The American Dream. Get a good job, earn a respectable wage, get married, own a home in the suburbs with your 2 to 3 beautiful children, go on vacations once a year or maybe every two, and repeat for 25-40 years until you go to retire.

You worked hard for your home, cars, you even had extra to get that pool you wanted, or to build your escape room, you even patted yourself on the back and contributed to your 401k and got a whopping $300,000 saved up. Life is looking good and you can't wait to see what's in store.

You finally go to retire and you realize 3 things:

  1. The $1300 from Social Security isn't enough (hopefully the mortgage and cars are paid off) Lord forbid you have a 1600$ mortgage with a 350$ car payment

  2. That $300,000 broken down is only about 10 years of comfortable income (You're expecting to at least see your great great grandkids right?)

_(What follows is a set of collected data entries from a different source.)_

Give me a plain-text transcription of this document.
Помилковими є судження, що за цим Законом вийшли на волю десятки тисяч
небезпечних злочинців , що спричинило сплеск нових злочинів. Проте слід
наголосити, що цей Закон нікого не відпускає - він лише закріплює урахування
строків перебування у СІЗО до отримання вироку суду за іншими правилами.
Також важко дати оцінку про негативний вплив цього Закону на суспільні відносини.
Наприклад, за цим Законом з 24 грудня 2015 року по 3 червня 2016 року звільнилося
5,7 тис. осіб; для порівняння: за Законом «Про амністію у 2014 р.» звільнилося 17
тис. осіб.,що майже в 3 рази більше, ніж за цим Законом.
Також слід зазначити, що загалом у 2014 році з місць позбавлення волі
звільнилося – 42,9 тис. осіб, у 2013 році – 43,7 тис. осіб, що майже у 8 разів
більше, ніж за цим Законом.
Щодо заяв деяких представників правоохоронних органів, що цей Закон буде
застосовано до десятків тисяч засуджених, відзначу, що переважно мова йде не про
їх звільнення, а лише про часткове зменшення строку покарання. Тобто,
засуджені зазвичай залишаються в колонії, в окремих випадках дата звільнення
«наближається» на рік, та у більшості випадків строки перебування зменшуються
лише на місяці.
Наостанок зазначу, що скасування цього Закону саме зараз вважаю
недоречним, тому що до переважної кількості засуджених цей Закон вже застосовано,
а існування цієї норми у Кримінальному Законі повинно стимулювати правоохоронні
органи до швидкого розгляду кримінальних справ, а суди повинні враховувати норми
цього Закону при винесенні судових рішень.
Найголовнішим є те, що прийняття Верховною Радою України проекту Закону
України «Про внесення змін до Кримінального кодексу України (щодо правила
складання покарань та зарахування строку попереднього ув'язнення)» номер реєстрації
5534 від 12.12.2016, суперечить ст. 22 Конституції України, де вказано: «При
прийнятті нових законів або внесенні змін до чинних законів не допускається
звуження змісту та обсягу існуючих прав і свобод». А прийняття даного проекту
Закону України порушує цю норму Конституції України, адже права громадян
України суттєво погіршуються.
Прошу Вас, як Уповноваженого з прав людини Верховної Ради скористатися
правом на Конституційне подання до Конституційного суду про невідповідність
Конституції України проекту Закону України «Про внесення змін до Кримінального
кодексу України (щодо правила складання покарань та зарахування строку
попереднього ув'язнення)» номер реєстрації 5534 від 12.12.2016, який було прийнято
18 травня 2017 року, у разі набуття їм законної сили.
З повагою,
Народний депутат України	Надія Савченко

  3. Why didn't you take the time to properly plan your retirement?

You are not alone. This is the reality of Tens of thousands of retiring individuals who were blinded from the truth to no fault of their own. Good News, It's not too late.


Financial Literacy is the single most important tool you can have in your belt. Learning the difference between an asset and a liability, how to make your money work for you, and how to thrive and not just survive.


Assets: Most individuals, when asked what they have as assets, would say "My House, My Cars, I have some collectables, or antiques that may be worth some money"

Now let's look at the definition of what an asset is: Asset: Property owned by a person or company, regarded as having value and available to meet debts, commitments, or legacies.


One may look at this definition and think "the house, the car, the collectables, things that have value that can be sold for money" You are not necessarily wrong however, have you ever thought about how much money you've spent on your home? Ex: you buy a $300,000 home, your interest rate is awesome 3%. You went FHA you put $10k down.

You pay your whole 30 years on time, never missed a beat.....

Well, your 300k home just cost you $552,131.35 over 30 years. 30 years later, the market went up and you sell at $350,000!!!! 552.131.35 - 350,000= -202,131.35 that you lost over 30 years. That's $6737.72 per year that you lost by owning your home. Still an asset? Same math works for your cars, credit cards, etc.


Now we are not advising that you do not own a house. Having a home to grow up in and have the kids and grandkids to enjoy is priceless, but you may want to start viewing your purchases as liabilities instead of instruments to prepare you for your retirement.


Stocks, Companies, Bonds, REITS, Rental Properties- Great assets that continue to grow and produce you income and make you more money over time instead of costing you hundreds of thousands.